Respect, Integrity, Excellence, Compassion

These are words worthy of any company’s statement of values. But for Revera—a Canadian company that offers seniors’ services including home care in more than 220 retirement residences, long-term care homes and skilled nursing facilities across North America—they are far more than words.

“They are the underlying motivation for why we’re here,” says Darlene Friesen, learning and development specialist with Revera. “The values reflect our commitment to enhancing people’s lives with choices in their communities,” adds Barbara Belanger, director of learning and development. “The values are ingrained in everything we do, from our email signatures to our leadership training.
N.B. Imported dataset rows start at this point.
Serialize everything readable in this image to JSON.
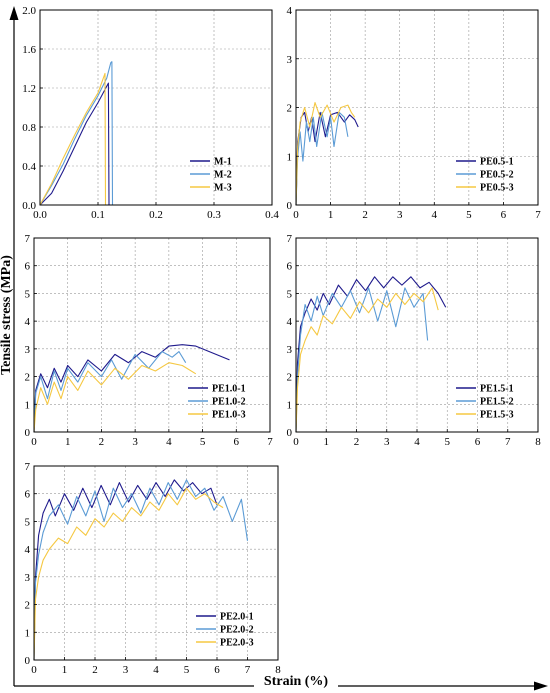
{
  "figure": {
    "ylabel": "Tensile stress (MPa)",
    "xlabel": "Strain (%)"
  },
  "colors": {
    "series1": "#1f1a8c",
    "series2": "#5b9bd5",
    "series3": "#f5c842",
    "grid": "#9a9a9a",
    "axis": "#000000"
  },
  "chart_data": [
    {
      "id": "M",
      "type": "line",
      "xlim": [
        0,
        0.4
      ],
      "ylim": [
        0,
        2.0
      ],
      "xticks": [
        "0.0",
        "0.1",
        "0.2",
        "0.3",
        "0.4"
      ],
      "yticks": [
        "0.0",
        "0.4",
        "0.8",
        "1.2",
        "1.6",
        "2.0"
      ],
      "grid": true,
      "legend_position": "bottom-right",
      "series": [
        {
          "name": "M-1",
          "x": [
            0,
            0.02,
            0.04,
            0.06,
            0.08,
            0.1,
            0.118,
            0.119
          ],
          "y": [
            0,
            0.12,
            0.35,
            0.6,
            0.85,
            1.05,
            1.25,
            0
          ]
        },
        {
          "name": "M-2",
          "x": [
            0,
            0.02,
            0.04,
            0.06,
            0.08,
            0.1,
            0.115,
            0.122,
            0.124,
            0.125
          ],
          "y": [
            0,
            0.2,
            0.42,
            0.68,
            0.92,
            1.12,
            1.3,
            1.46,
            1.47,
            0
          ]
        },
        {
          "name": "M-3",
          "x": [
            0,
            0.02,
            0.04,
            0.06,
            0.08,
            0.1,
            0.112,
            0.113
          ],
          "y": [
            0,
            0.22,
            0.48,
            0.72,
            0.95,
            1.15,
            1.35,
            0
          ]
        }
      ]
    },
    {
      "id": "PE0.5",
      "type": "line",
      "xlim": [
        0,
        7
      ],
      "ylim": [
        0,
        4
      ],
      "xticks": [
        "0",
        "1",
        "2",
        "3",
        "4",
        "5",
        "6",
        "7"
      ],
      "yticks": [
        "0",
        "1",
        "2",
        "3",
        "4"
      ],
      "grid": true,
      "legend_position": "bottom-right",
      "series": [
        {
          "name": "PE0.5-1",
          "x": [
            0,
            0.05,
            0.15,
            0.25,
            0.35,
            0.45,
            0.55,
            0.7,
            0.85,
            1.0,
            1.2,
            1.4,
            1.55,
            1.7,
            1.8
          ],
          "y": [
            0,
            1.3,
            1.8,
            1.9,
            1.5,
            1.8,
            1.3,
            1.9,
            1.4,
            1.85,
            1.9,
            1.7,
            1.85,
            1.75,
            1.6
          ]
        },
        {
          "name": "PE0.5-2",
          "x": [
            0,
            0.05,
            0.12,
            0.2,
            0.3,
            0.4,
            0.5,
            0.6,
            0.75,
            0.9,
            1.0,
            1.1,
            1.25,
            1.4,
            1.5
          ],
          "y": [
            0,
            1.0,
            1.5,
            0.9,
            1.7,
            1.3,
            1.8,
            1.2,
            1.9,
            1.4,
            1.8,
            1.2,
            1.9,
            1.8,
            1.4
          ]
        },
        {
          "name": "PE0.5-3",
          "x": [
            0,
            0.05,
            0.12,
            0.25,
            0.4,
            0.55,
            0.7,
            0.9,
            1.1,
            1.3,
            1.5,
            1.6,
            1.7
          ],
          "y": [
            0,
            1.2,
            1.7,
            2.0,
            1.6,
            2.1,
            1.8,
            2.05,
            1.7,
            2.0,
            2.05,
            1.9,
            1.8
          ]
        }
      ]
    },
    {
      "id": "PE1.0",
      "type": "line",
      "xlim": [
        0,
        7
      ],
      "ylim": [
        0,
        7
      ],
      "xticks": [
        "0",
        "1",
        "2",
        "3",
        "4",
        "5",
        "6",
        "7"
      ],
      "yticks": [
        "0",
        "1",
        "2",
        "3",
        "4",
        "5",
        "6",
        "7"
      ],
      "grid": true,
      "legend_position": "bottom-right",
      "series": [
        {
          "name": "PE1.0-1",
          "x": [
            0,
            0.05,
            0.2,
            0.4,
            0.6,
            0.8,
            1.0,
            1.3,
            1.6,
            2.0,
            2.4,
            2.8,
            3.2,
            3.6,
            4.0,
            4.4,
            4.8,
            5.2,
            5.5,
            5.8
          ],
          "y": [
            0,
            1.5,
            2.1,
            1.6,
            2.3,
            1.8,
            2.4,
            2.0,
            2.6,
            2.2,
            2.8,
            2.5,
            2.9,
            2.7,
            3.1,
            3.15,
            3.1,
            2.9,
            2.75,
            2.6
          ]
        },
        {
          "name": "PE1.0-2",
          "x": [
            0,
            0.05,
            0.2,
            0.4,
            0.6,
            0.8,
            1.0,
            1.3,
            1.6,
            2.0,
            2.3,
            2.6,
            3.0,
            3.4,
            3.8,
            4.1,
            4.3,
            4.5
          ],
          "y": [
            0,
            1.4,
            2.0,
            1.2,
            2.2,
            1.5,
            2.3,
            1.8,
            2.5,
            2.0,
            2.6,
            1.9,
            2.8,
            2.3,
            2.9,
            2.7,
            2.9,
            2.5
          ]
        },
        {
          "name": "PE1.0-3",
          "x": [
            0,
            0.05,
            0.2,
            0.4,
            0.6,
            0.8,
            1.0,
            1.3,
            1.6,
            2.0,
            2.4,
            2.8,
            3.2,
            3.6,
            4.0,
            4.4,
            4.8
          ],
          "y": [
            0,
            0.8,
            1.6,
            1.0,
            1.8,
            1.2,
            2.0,
            1.5,
            2.2,
            1.7,
            2.3,
            1.9,
            2.4,
            2.2,
            2.5,
            2.4,
            2.1
          ]
        }
      ]
    },
    {
      "id": "PE1.5",
      "type": "line",
      "xlim": [
        0,
        8
      ],
      "ylim": [
        0,
        7
      ],
      "xticks": [
        "0",
        "1",
        "2",
        "3",
        "4",
        "5",
        "6",
        "7",
        "8"
      ],
      "yticks": [
        "0",
        "1",
        "2",
        "3",
        "4",
        "5",
        "6",
        "7"
      ],
      "grid": true,
      "legend_position": "bottom-right",
      "series": [
        {
          "name": "PE1.5-1",
          "x": [
            0,
            0.05,
            0.15,
            0.3,
            0.5,
            0.7,
            0.9,
            1.1,
            1.4,
            1.7,
            2.0,
            2.3,
            2.6,
            2.9,
            3.2,
            3.5,
            3.8,
            4.1,
            4.4,
            4.7,
            4.95
          ],
          "y": [
            0,
            2.5,
            3.8,
            4.3,
            4.8,
            4.4,
            5.0,
            4.6,
            5.3,
            4.9,
            5.5,
            5.1,
            5.6,
            5.2,
            5.6,
            5.3,
            5.6,
            5.2,
            5.4,
            5.0,
            4.5
          ]
        },
        {
          "name": "PE1.5-2",
          "x": [
            0,
            0.05,
            0.15,
            0.3,
            0.5,
            0.7,
            0.9,
            1.2,
            1.5,
            1.8,
            2.1,
            2.4,
            2.7,
            3.0,
            3.3,
            3.6,
            3.9,
            4.2,
            4.35
          ],
          "y": [
            0,
            2.0,
            3.5,
            4.6,
            4.0,
            4.9,
            4.2,
            5.0,
            4.5,
            5.1,
            4.3,
            5.2,
            4.0,
            5.1,
            3.8,
            5.2,
            4.5,
            5.0,
            3.3
          ]
        },
        {
          "name": "PE1.5-3",
          "x": [
            0,
            0.05,
            0.15,
            0.3,
            0.5,
            0.7,
            0.9,
            1.2,
            1.5,
            1.8,
            2.1,
            2.4,
            2.7,
            3.0,
            3.3,
            3.6,
            3.9,
            4.2,
            4.5,
            4.7
          ],
          "y": [
            0,
            1.6,
            2.8,
            3.3,
            3.8,
            3.5,
            4.2,
            3.9,
            4.5,
            4.1,
            4.7,
            4.3,
            4.8,
            4.5,
            5.0,
            4.6,
            5.0,
            4.7,
            5.2,
            4.4
          ]
        }
      ]
    },
    {
      "id": "PE2.0",
      "type": "line",
      "xlim": [
        0,
        8
      ],
      "ylim": [
        0,
        7
      ],
      "xticks": [
        "0",
        "1",
        "2",
        "3",
        "4",
        "5",
        "6",
        "7",
        "8"
      ],
      "yticks": [
        "0",
        "1",
        "2",
        "3",
        "4",
        "5",
        "6",
        "7"
      ],
      "grid": true,
      "legend_position": "bottom-right",
      "series": [
        {
          "name": "PE2.0-1",
          "x": [
            0,
            0.05,
            0.15,
            0.3,
            0.5,
            0.7,
            1.0,
            1.3,
            1.6,
            1.9,
            2.2,
            2.5,
            2.8,
            3.1,
            3.4,
            3.7,
            4.0,
            4.3,
            4.6,
            4.9,
            5.2,
            5.5,
            5.8,
            6.0
          ],
          "y": [
            0,
            3.0,
            4.5,
            5.3,
            5.8,
            5.2,
            6.0,
            5.4,
            6.2,
            5.5,
            6.3,
            5.6,
            6.4,
            5.7,
            6.3,
            5.8,
            6.4,
            5.9,
            6.5,
            6.1,
            6.4,
            6.0,
            6.2,
            5.6
          ]
        },
        {
          "name": "PE2.0-2",
          "x": [
            0,
            0.05,
            0.15,
            0.3,
            0.5,
            0.8,
            1.1,
            1.4,
            1.7,
            2.0,
            2.3,
            2.6,
            2.9,
            3.2,
            3.5,
            3.8,
            4.1,
            4.4,
            4.7,
            5.0,
            5.3,
            5.6,
            5.9,
            6.2,
            6.5,
            6.8,
            7.0
          ],
          "y": [
            0,
            2.8,
            3.8,
            4.6,
            5.2,
            5.6,
            4.9,
            5.9,
            5.2,
            6.1,
            5.0,
            6.2,
            5.5,
            6.0,
            5.3,
            6.2,
            5.6,
            6.4,
            5.8,
            6.5,
            5.9,
            6.2,
            5.4,
            5.9,
            5.0,
            5.8,
            4.3
          ]
        },
        {
          "name": "PE2.0-3",
          "x": [
            0,
            0.05,
            0.15,
            0.3,
            0.5,
            0.8,
            1.1,
            1.4,
            1.7,
            2.0,
            2.3,
            2.6,
            2.9,
            3.2,
            3.5,
            3.8,
            4.1,
            4.4,
            4.7,
            5.0,
            5.3,
            5.6,
            5.9,
            6.2
          ],
          "y": [
            0,
            2.2,
            3.0,
            3.6,
            4.0,
            4.4,
            4.2,
            4.8,
            4.5,
            5.1,
            4.8,
            5.3,
            5.0,
            5.5,
            5.2,
            5.7,
            5.4,
            6.0,
            5.6,
            6.2,
            5.8,
            6.0,
            5.7,
            5.5
          ]
        }
      ]
    }
  ]
}
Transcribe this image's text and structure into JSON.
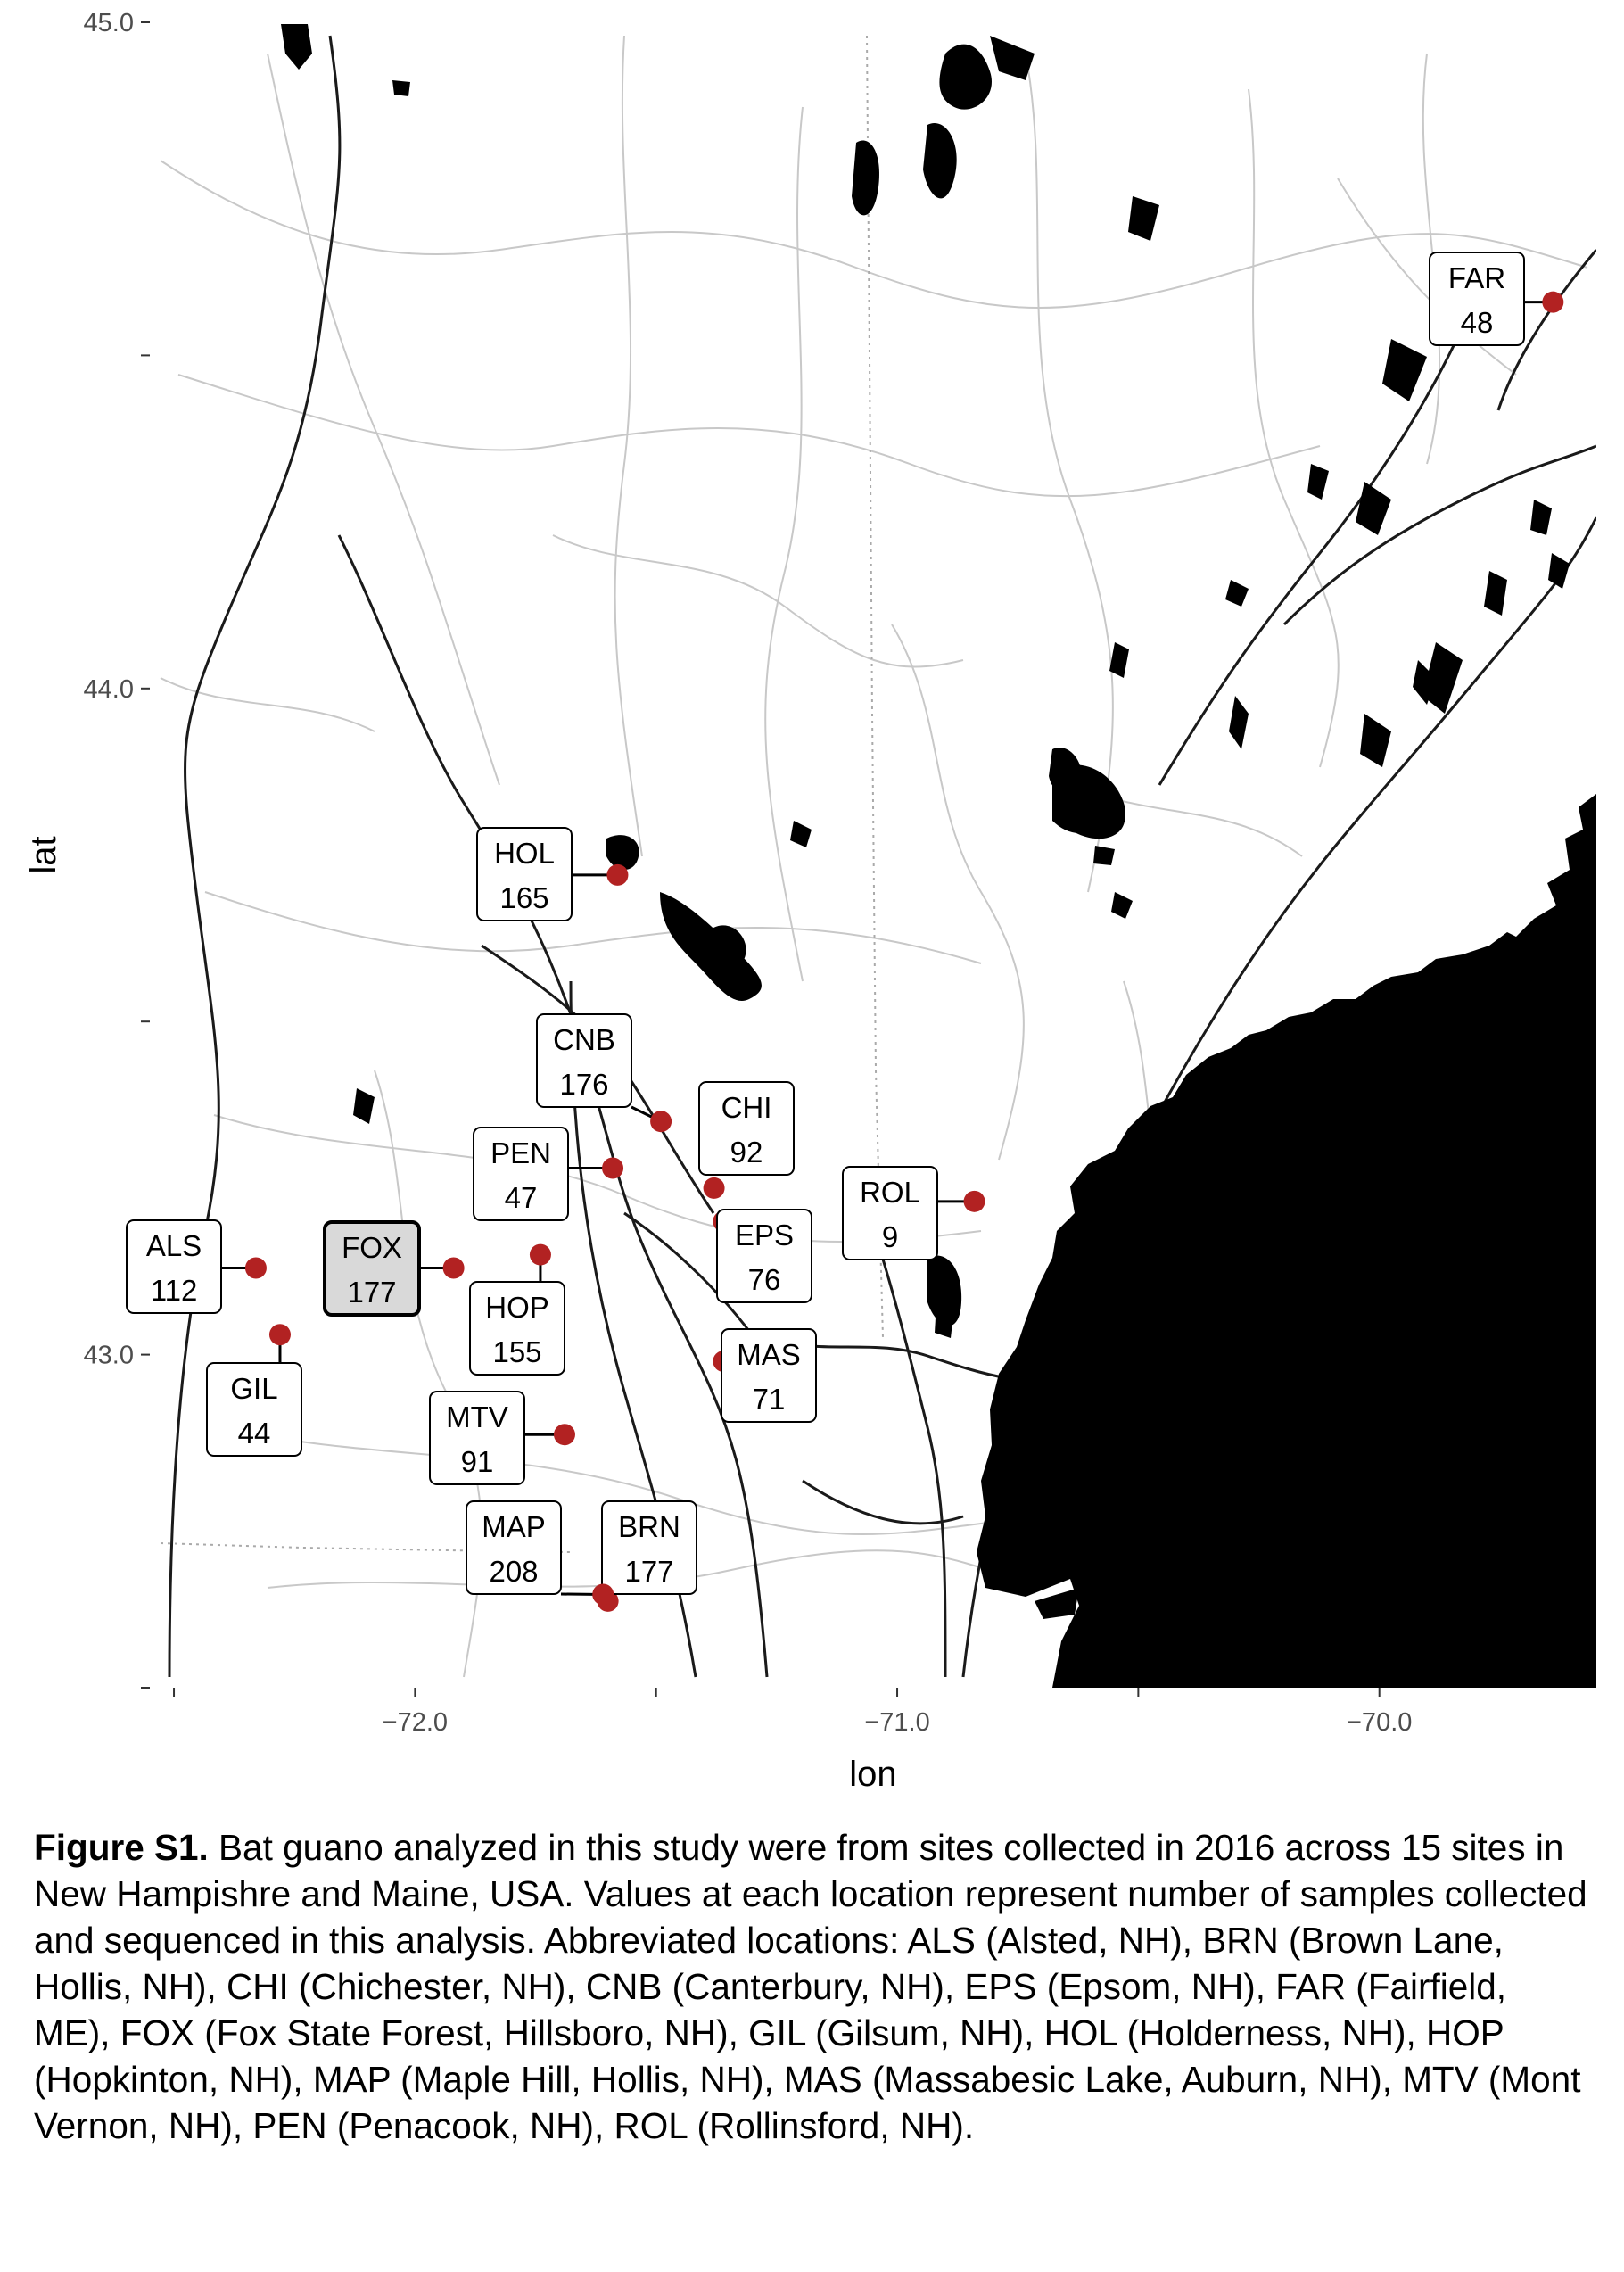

They are the guiding principles for 26,000 employees touching the lives of thousands of seniors every day.”

Revera formally defined the four values about three years ago to help build a strong culture that would see it through the challenges of corporate rebranding and expansion.

“We’ll celebrate our 50th anniversary next year, and we’ve come a long way since our first home opened in Winnipeg,” says Friesen. “We started by training people as managers,” says Belanger, “but there’s been an evolution toward more self-reflection about leadership skills and opportunities.

“The size and geographic dispersion of the organization make it harder to reach everybody. As learning and development professionals, we need consistent themes and messages for ongoing leader growth.”

That focus on leadership opportunities made the Work Personality Index® a natural fit with their work. With a curriculum based on results of the Work Personality Index Leadership Competency Report, “Lead to Succeed” workshops have been delivered to nearly 1,600 employees, including site managers in Canada and the United States as well as senior leaders in corporate offices.

After extensive research into assessment tools, Belanger and Friesen agreed on the Work Personality Index for several reasons. “We wanted something managers could do online confidentially for their own use, to be open to exploration and self- reflection,” says Friesen, who also cites the Work Personality Index’s positive tone: “It talks about opportunity, not weakness.”

Belanger says the Work Personality Index’s ease of administration, ease of use and cost effectiveness makes it affordable and sustainable to use throughout a large organization like Revera.

One part of the Work Personality Index workshops that has worked well as a culture builder is a “commitment card”: Participants write down their key areas of opportunity for development and hand in the card to the facilitator, who mails it back to them three months later as a reminder. “We’ve seen commitment cards hanging in people’s offices,” says Belanger. She and Friesen say that people sharing this commitment with colleagues have helped teams develop in the same positive and reflective way as individual leaders.

But the successful commitment that Friesen and Belanger are most proud of has come from the senior vice-president of HR and other senior leaders at Revera. “We wanted to demonstrate the value of leadership,” says Belanger. “The senior leadership team has invested a lot in this program and we believe the participants truly value the experience.”

Friesen and Belanger say this commitment to leaders by leaders is an example of how the organization lives its four core values: “We have VPs and senior VPs involved as co-facilitators. They are helping other leaders learn from their experience—including the lessons about what was less successful—and they are showing how they got to the position they’re in.”

“This company takes the time, travel, effort and energy to do this,” says Friesen. “And that in itself is showing leadership.” Not to mention respect, integrity, excellence and compassion. “We know leadership is a hard job,” says Belanger, “and we value the work that our leaders do every day.”